Le sang et la mer, Gary Victor, Ed. Vents d'ailleurs, 2010

Hérodiane, très belle jeune femme noire haïtienne quitte son village natal, avec son frère Estevèl. La mort de leurs parents les contraint à s'installer dans un bidonville de Port-au-Prince, appelé Paradi, parce sis au flanc d'une montagne et "[qu'il faut] cheminer vers le ciel pour y accéder" (p.47). Spoliés de leur héritage par un sénateur, "ce sénateur, responsable de la mort de mon père, était un voyou, présenté partout, par ces aberrations mentales dont nous étions coutumiers, comme un modèle de citoyen". (p.42) Les deux jeunes gens espèrent sortir de la misère, Estevèl en trouvant des petits boulots et en protégeant sa sœur, tel qu'il l'a promis à leur mère, et Hérodiane en étudiant.

Souvent, dans nos billets, nous parlons de livre fort, à raison, mais là, j'aimerais trouver un qualificatif autre, plus... fort. Quel livre ! Quels personnages ! Hérodiane et Estevèl forment une fratrie soudée. L'une est jolie, convoitée par les hommes, jalousée par les femmes, mais elle sait ce qu'elle veut, et surtout ce qu'elle ne veut pas. Mais quand elle rencontre son Prince Charmant aux yeux clairs, les barrières tombent. L'autre, le frère, est protecteur, attentif, fait preuve d'abnégation pour que sa soeur puisse vivre une vie de jeune fille.

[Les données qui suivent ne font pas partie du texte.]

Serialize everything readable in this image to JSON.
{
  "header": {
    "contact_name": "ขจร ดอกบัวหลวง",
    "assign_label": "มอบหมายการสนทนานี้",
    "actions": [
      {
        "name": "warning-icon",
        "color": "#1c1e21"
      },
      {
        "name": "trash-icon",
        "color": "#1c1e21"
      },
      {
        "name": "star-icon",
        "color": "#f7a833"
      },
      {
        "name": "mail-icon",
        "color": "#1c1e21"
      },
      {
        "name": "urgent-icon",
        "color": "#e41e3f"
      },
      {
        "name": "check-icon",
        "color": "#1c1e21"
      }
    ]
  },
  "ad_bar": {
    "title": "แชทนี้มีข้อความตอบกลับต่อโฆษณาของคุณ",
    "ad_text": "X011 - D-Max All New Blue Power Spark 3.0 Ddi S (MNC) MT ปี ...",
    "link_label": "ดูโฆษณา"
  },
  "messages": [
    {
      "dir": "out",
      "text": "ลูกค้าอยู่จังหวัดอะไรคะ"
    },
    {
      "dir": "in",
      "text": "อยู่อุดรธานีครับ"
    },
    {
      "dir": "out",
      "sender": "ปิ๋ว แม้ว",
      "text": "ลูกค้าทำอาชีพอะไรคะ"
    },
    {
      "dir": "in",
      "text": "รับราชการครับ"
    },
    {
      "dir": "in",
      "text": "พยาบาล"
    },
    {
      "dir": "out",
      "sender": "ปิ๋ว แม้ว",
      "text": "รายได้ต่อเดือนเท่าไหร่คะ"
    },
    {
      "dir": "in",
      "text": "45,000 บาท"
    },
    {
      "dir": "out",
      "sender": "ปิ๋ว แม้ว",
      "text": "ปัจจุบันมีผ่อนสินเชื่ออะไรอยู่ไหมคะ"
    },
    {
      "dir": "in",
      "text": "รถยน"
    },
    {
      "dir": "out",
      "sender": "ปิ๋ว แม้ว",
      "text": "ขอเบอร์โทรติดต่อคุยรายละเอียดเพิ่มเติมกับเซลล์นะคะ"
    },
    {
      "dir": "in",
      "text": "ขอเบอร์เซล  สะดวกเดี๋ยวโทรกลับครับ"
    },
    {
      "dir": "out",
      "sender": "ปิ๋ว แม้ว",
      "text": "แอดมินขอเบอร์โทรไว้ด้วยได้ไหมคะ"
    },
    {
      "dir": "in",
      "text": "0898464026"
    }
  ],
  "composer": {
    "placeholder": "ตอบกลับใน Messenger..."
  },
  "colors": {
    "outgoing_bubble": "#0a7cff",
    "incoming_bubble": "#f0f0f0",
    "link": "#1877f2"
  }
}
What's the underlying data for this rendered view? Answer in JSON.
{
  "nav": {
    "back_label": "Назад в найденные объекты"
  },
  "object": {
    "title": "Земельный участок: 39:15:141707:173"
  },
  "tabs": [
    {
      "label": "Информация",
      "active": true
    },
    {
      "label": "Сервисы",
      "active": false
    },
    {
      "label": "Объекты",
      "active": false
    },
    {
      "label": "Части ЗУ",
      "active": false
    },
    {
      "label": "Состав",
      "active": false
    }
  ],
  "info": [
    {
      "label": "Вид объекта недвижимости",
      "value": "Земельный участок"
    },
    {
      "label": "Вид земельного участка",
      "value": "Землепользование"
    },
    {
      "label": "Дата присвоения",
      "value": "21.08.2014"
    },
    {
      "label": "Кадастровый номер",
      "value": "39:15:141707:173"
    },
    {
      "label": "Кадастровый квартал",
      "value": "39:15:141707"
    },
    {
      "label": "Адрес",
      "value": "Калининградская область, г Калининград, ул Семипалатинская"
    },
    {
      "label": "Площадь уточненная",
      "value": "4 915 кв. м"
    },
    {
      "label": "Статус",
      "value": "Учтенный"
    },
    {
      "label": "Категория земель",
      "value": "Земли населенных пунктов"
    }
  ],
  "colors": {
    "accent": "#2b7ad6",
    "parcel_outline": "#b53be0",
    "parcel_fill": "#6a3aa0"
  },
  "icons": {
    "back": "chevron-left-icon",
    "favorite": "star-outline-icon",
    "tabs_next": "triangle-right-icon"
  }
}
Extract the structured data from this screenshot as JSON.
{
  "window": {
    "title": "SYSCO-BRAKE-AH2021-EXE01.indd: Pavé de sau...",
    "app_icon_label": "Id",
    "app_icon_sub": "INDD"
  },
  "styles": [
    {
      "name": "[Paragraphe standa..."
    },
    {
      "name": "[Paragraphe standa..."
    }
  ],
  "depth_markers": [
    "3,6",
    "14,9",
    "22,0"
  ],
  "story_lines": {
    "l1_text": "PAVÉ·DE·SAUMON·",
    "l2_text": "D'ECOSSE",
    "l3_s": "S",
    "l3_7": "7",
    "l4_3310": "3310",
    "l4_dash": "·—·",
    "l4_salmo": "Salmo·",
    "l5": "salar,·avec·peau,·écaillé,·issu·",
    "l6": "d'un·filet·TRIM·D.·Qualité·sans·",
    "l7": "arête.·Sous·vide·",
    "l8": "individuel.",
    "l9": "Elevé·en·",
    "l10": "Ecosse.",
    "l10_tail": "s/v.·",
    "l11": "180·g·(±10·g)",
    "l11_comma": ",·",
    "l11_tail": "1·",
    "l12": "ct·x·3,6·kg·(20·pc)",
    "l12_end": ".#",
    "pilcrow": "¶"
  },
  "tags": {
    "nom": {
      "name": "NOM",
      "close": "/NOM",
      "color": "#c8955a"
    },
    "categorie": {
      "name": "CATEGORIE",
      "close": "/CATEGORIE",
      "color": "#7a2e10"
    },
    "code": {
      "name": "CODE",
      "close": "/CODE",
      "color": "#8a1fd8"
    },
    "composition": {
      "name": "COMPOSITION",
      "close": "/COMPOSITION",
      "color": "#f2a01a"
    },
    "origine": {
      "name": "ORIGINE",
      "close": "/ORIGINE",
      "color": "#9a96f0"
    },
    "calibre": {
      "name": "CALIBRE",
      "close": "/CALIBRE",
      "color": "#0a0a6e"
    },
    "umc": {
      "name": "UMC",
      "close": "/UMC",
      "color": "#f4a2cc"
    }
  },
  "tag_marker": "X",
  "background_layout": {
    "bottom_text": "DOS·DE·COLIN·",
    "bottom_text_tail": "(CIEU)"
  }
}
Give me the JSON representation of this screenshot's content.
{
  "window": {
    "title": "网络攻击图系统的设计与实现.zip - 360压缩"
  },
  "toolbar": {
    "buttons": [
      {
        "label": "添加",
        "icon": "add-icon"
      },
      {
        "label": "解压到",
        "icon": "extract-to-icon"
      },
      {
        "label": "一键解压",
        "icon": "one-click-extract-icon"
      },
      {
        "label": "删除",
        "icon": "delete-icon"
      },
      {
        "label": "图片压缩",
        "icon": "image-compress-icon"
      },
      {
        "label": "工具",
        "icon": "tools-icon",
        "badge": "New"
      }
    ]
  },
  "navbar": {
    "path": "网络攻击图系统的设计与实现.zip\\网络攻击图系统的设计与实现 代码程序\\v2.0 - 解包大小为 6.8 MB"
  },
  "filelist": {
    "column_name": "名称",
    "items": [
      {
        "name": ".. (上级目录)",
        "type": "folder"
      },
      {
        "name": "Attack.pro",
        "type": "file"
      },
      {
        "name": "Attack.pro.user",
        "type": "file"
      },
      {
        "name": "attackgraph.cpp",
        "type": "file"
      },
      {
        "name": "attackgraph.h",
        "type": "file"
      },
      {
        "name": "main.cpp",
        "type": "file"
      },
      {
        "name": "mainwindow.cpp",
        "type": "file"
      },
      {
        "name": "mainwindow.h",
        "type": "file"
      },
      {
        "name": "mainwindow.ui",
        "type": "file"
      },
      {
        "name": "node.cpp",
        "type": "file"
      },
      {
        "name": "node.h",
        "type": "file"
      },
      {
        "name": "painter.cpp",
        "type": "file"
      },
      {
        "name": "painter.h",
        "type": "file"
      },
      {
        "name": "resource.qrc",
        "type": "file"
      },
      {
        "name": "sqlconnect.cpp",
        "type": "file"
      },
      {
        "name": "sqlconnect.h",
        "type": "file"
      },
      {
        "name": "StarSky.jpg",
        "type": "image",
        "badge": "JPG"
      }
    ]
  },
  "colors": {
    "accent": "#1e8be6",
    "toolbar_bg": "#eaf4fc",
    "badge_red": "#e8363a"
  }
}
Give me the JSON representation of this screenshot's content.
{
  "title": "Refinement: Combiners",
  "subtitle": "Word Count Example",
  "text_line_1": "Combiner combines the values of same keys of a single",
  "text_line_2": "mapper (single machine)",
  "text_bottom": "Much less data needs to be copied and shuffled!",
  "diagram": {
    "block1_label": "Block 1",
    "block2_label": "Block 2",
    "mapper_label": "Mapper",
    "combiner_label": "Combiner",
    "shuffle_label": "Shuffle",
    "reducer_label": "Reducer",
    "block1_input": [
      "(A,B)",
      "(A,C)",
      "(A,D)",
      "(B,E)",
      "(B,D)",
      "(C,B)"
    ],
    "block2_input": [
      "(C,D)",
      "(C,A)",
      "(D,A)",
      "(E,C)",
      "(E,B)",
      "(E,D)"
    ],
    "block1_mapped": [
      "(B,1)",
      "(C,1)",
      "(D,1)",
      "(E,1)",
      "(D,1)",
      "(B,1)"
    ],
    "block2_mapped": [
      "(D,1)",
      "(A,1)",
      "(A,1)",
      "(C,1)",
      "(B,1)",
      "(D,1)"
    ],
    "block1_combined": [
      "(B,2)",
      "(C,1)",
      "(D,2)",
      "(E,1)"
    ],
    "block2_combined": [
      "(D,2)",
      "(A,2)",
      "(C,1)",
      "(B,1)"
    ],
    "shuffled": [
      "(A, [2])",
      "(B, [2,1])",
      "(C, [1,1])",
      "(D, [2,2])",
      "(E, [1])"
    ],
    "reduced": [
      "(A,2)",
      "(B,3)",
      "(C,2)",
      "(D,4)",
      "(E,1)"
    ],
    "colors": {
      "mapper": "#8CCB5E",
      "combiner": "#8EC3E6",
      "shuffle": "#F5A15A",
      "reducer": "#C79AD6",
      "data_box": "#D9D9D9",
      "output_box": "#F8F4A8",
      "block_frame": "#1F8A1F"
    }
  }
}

Le contexte est terrible : la vie à Paradi, bidonville de Port-au-Prince où une jolie jeune fille est soit mariée, soit plus probablement, vit de ses charmes, certaines sont prostituées par leur propre famille dans le but de trouver un mari ou de rapporter l'argent qui fait vivre tout le monde.

Gary Victor, dans un style simple, direct et franc décrit sans détour le passage à la vie adulte des deux jeunes gens, la découverte de leur pays, de la pauvreté, de l'extrême dénuement des habitants des bidonvilles et de la vie facile des riches, qui s'enrichissent encore sur le dos des plus pauvres : Yvan, le Prince Charmant d'Hérodiane, héritier d'une des plus riches familles du pays lui raconte : "Paradi, c'est le nom qu'ont donné au bidonville ses premiers habitants. Mais le terrain sur la montagne nous appartient. Essaie de comprendre. Plus de mille habitations de fortune louées à l'année en moyenne à quinze mille gourdes, cela fait quinze millions de gourdes, soit trois cent soixante-quinze mille dollars américains environ chaque année sans redevance fiscale. Nous nous arrangeons pour faire croire que nos terres sont occupées illégalement et ainsi, nous gardons la possibilité de nous faire dédommager par le gouvernement. Nous plantons de la misère, nous cultivons de la misère et nous récoltons de l'or." (p.130)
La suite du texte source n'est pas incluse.